En primer lugar, al indagar cómo, con el tiempo, la violencia armada transforma las condiciones que la posibilitan y la limitan, me ocupo de los procesos. Siguiendo a Stefan Malthaner (2017, 2-3; traducción propia), “A la vez que las trayectorias de procesos están influenciadas por (y en cierta medida dependen de) las condiciones ambientales y las predisposiciones individuales iniciales, son impulsadas y moldeadas por la dinámica que ellas mismas generan, transformando, así, las condiciones iniciales y generando nuevos objetivos y motivos” (Della Porta 2013; Kalyvas 2006; Neidhardt 1981; Von Trotha 1997; Wood 2003). Si bien los campos de la transformación de conflictos y la construcción de paz tienden a enfatizar las “raíces” de la violencia, también debe considerarse la violencia en sí misma (Pearce 2020). Específicamente, planteo que los procesos de violencia armada a gran escala pueden generar un impulso propio que debe abordarse directamente.

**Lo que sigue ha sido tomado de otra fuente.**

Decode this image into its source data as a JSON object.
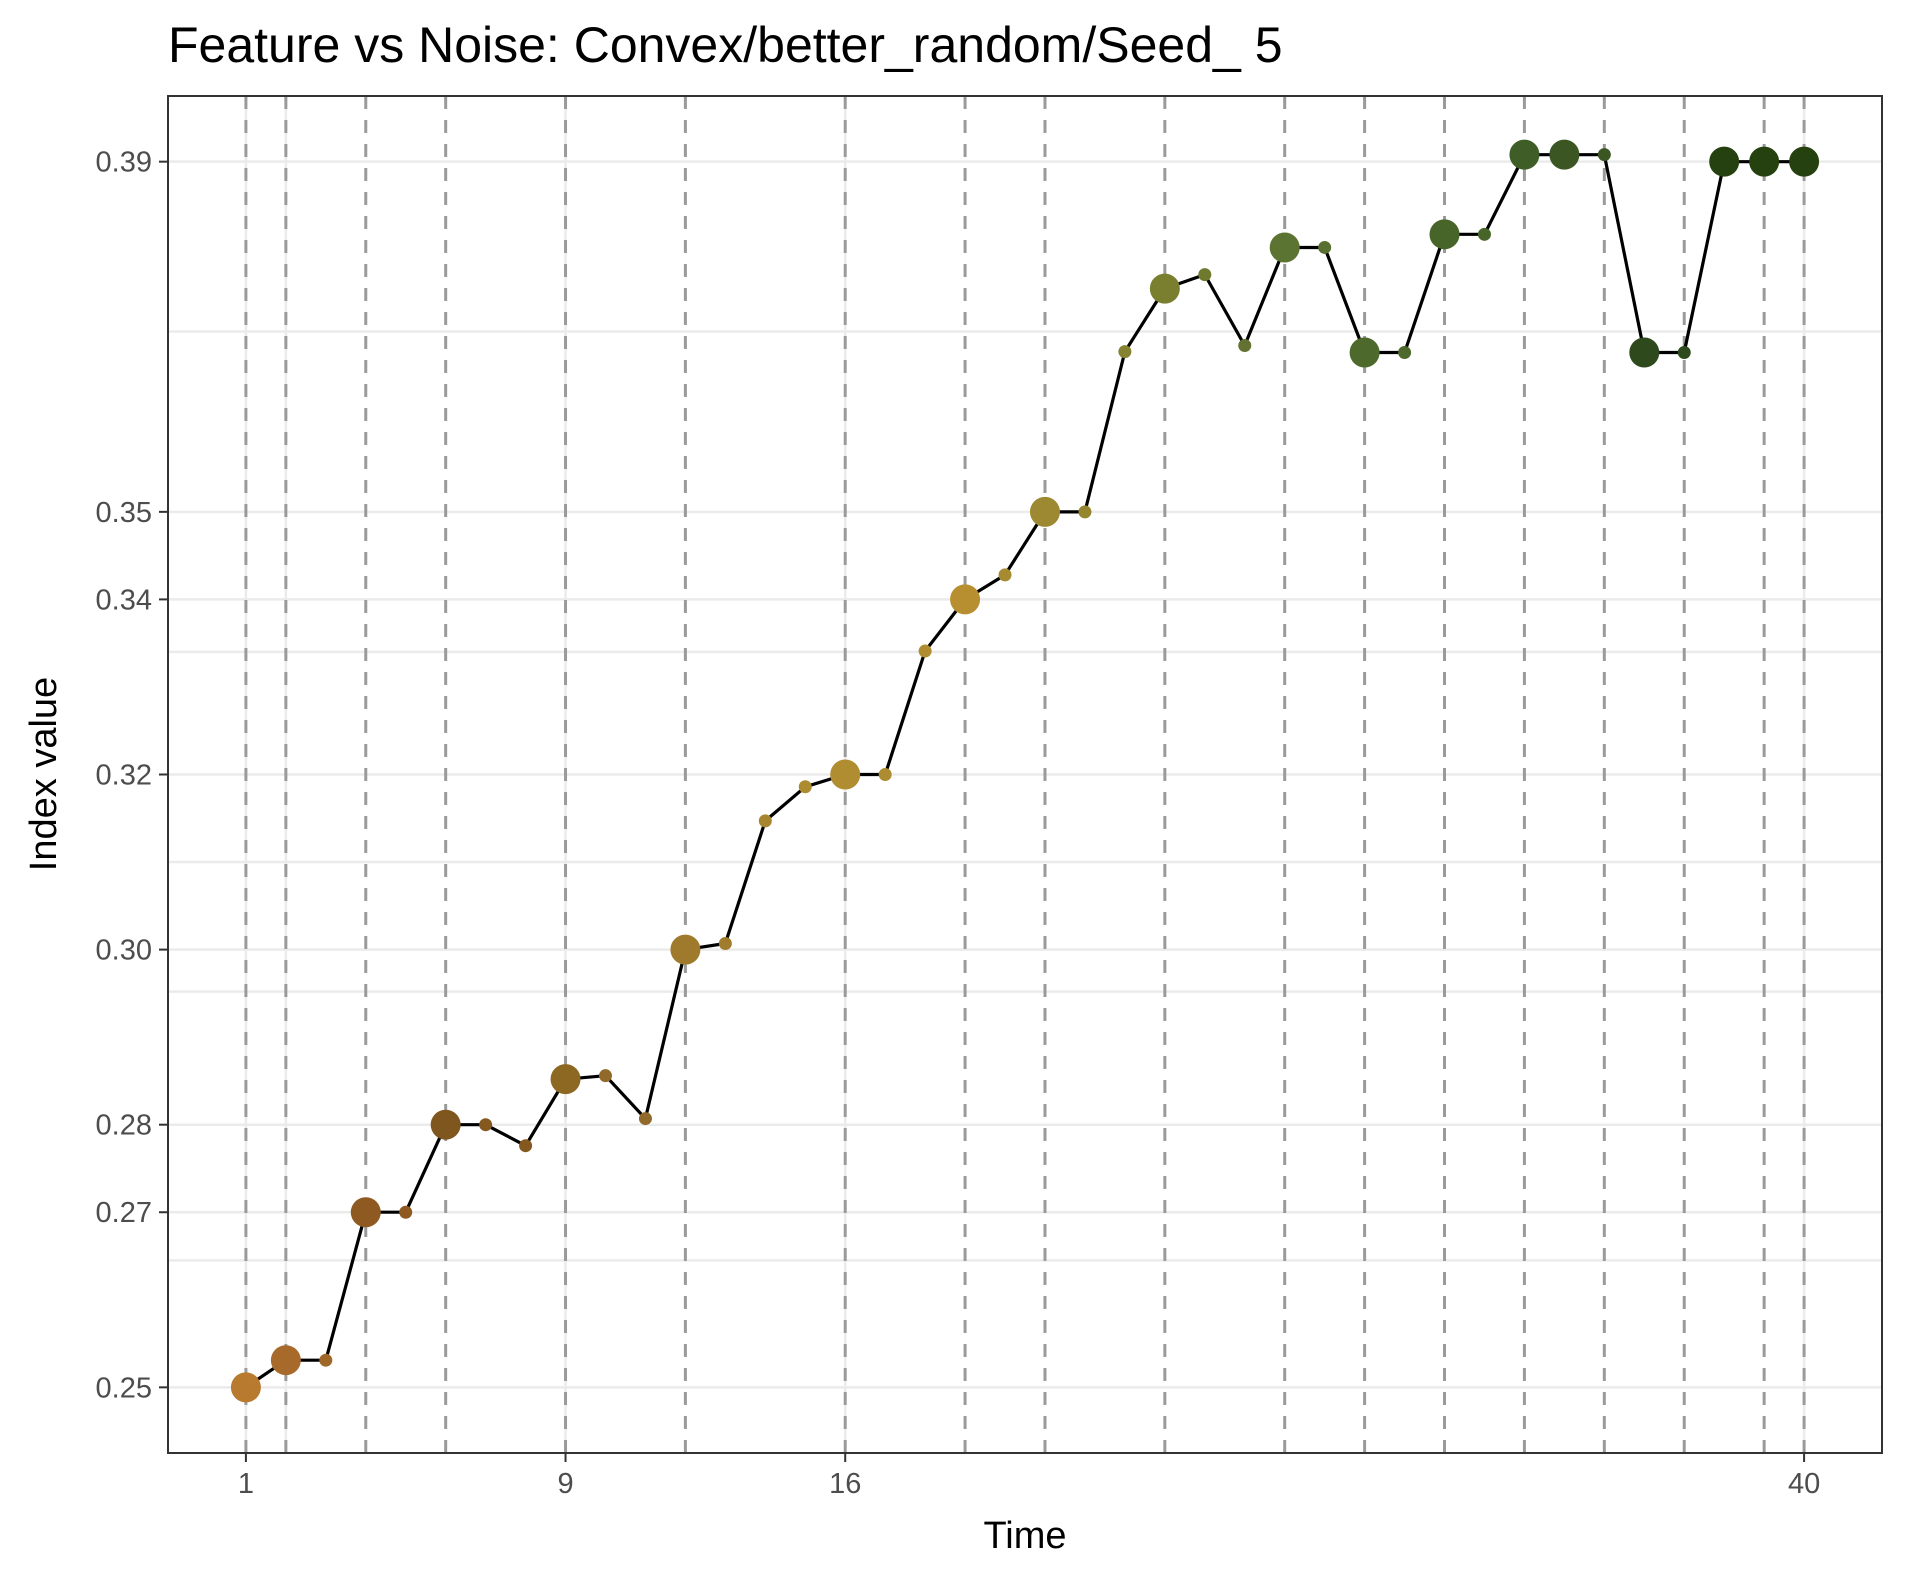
{
  "chart_data": {
    "type": "line",
    "title": "Feature vs Noise: Convex/better_random/Seed_ 5",
    "xlabel": "Time",
    "ylabel": "Index value",
    "xlim": [
      -0.95,
      41.95
    ],
    "ylim": [
      0.2425,
      0.3975
    ],
    "x_breaks": [
      1,
      9,
      16,
      40
    ],
    "x_tick_labels": [
      "1",
      "9",
      "16",
      "40"
    ],
    "y_breaks": [
      0.25,
      0.27,
      0.28,
      0.3,
      0.32,
      0.34,
      0.35,
      0.39
    ],
    "y_tick_labels": [
      "0.25",
      "0.27",
      "0.28",
      "0.30",
      "0.32",
      "0.34",
      "0.35",
      "0.39"
    ],
    "y_gridlines_at": [
      0.25,
      0.2645,
      0.27,
      0.28,
      0.2952,
      0.3,
      0.31,
      0.32,
      0.334,
      0.34,
      0.35,
      0.3706,
      0.39
    ],
    "x_minor_gridlines_at": [
      1,
      2,
      9,
      16,
      40
    ],
    "vertical_dashed_lines": [
      1,
      2,
      4,
      6,
      9,
      12,
      16,
      19,
      21,
      24,
      27,
      29,
      31,
      33,
      35,
      37,
      39,
      40
    ],
    "grid": true,
    "legend": "none",
    "line_color": "#000000",
    "series": [
      {
        "x": [
          1,
          2,
          3,
          4,
          5,
          6,
          7,
          8,
          9,
          10,
          11,
          12,
          13,
          14,
          15,
          16,
          17,
          18,
          19,
          20,
          21,
          22,
          23,
          24,
          25,
          26,
          27,
          28,
          29,
          30,
          31,
          32,
          33,
          34,
          35,
          36,
          37,
          38,
          39,
          40
        ],
        "y": [
          0.25,
          0.2531,
          0.2531,
          0.27,
          0.27,
          0.28,
          0.28,
          0.2776,
          0.2852,
          0.2856,
          0.2807,
          0.3,
          0.3007,
          0.3147,
          0.3186,
          0.32,
          0.32,
          0.3341,
          0.34,
          0.3428,
          0.35,
          0.35,
          0.3683,
          0.3755,
          0.3771,
          0.369,
          0.3802,
          0.3802,
          0.3682,
          0.3682,
          0.3817,
          0.3817,
          0.3908,
          0.3908,
          0.3908,
          0.3682,
          0.3682,
          0.39,
          0.39,
          0.39
        ],
        "sizes": [
          "large",
          "large",
          "small",
          "large",
          "small",
          "large",
          "small",
          "small",
          "large",
          "small",
          "small",
          "large",
          "small",
          "small",
          "small",
          "large",
          "small",
          "small",
          "large",
          "small",
          "large",
          "small",
          "small",
          "large",
          "small",
          "small",
          "large",
          "small",
          "large",
          "small",
          "large",
          "small",
          "large",
          "large",
          "small",
          "large",
          "small",
          "large",
          "large",
          "large"
        ],
        "colors": [
          "#b87a2e",
          "#a86a2b",
          "#a06828",
          "#8e5a21",
          "#8e5a21",
          "#80561f",
          "#85581f",
          "#85581f",
          "#8d6823",
          "#91692a",
          "#91692a",
          "#9f7a2c",
          "#a07c2c",
          "#a8852f",
          "#ad8b31",
          "#b08d31",
          "#ad8b31",
          "#b08d31",
          "#b78f31",
          "#a68b30",
          "#9d8932",
          "#93862f",
          "#858330",
          "#7a7f2f",
          "#707a2f",
          "#637232",
          "#5c7432",
          "#57702f",
          "#4d6a2c",
          "#4d6a2c",
          "#476429",
          "#476429",
          "#3f5d26",
          "#3b5623",
          "#3b5623",
          "#2e4a1c",
          "#2e4a1c",
          "#24410f",
          "#24410f",
          "#24410f"
        ]
      }
    ]
  }
}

Además, el rastreo de procesos es útil para demostrar que las condiciones actuales son el producto de “una secuencia de acontecimientos, algunos de los cuales cierran ciertas vías de desarrollo y dirigen el resultado en otras direcciones” (George y Bennett 2005, 212; traducción propia). Esta es una de las formas en que la violencia puede funcionar como una variable independiente. A continuación, planteo que la escalada de la violencia armada entre las pandillas salvadoreñas y el Estado salvadoreño ha reducido progresivamente sus repertorios de acción, de manera que se han ido descartando formas de interacción no violentas.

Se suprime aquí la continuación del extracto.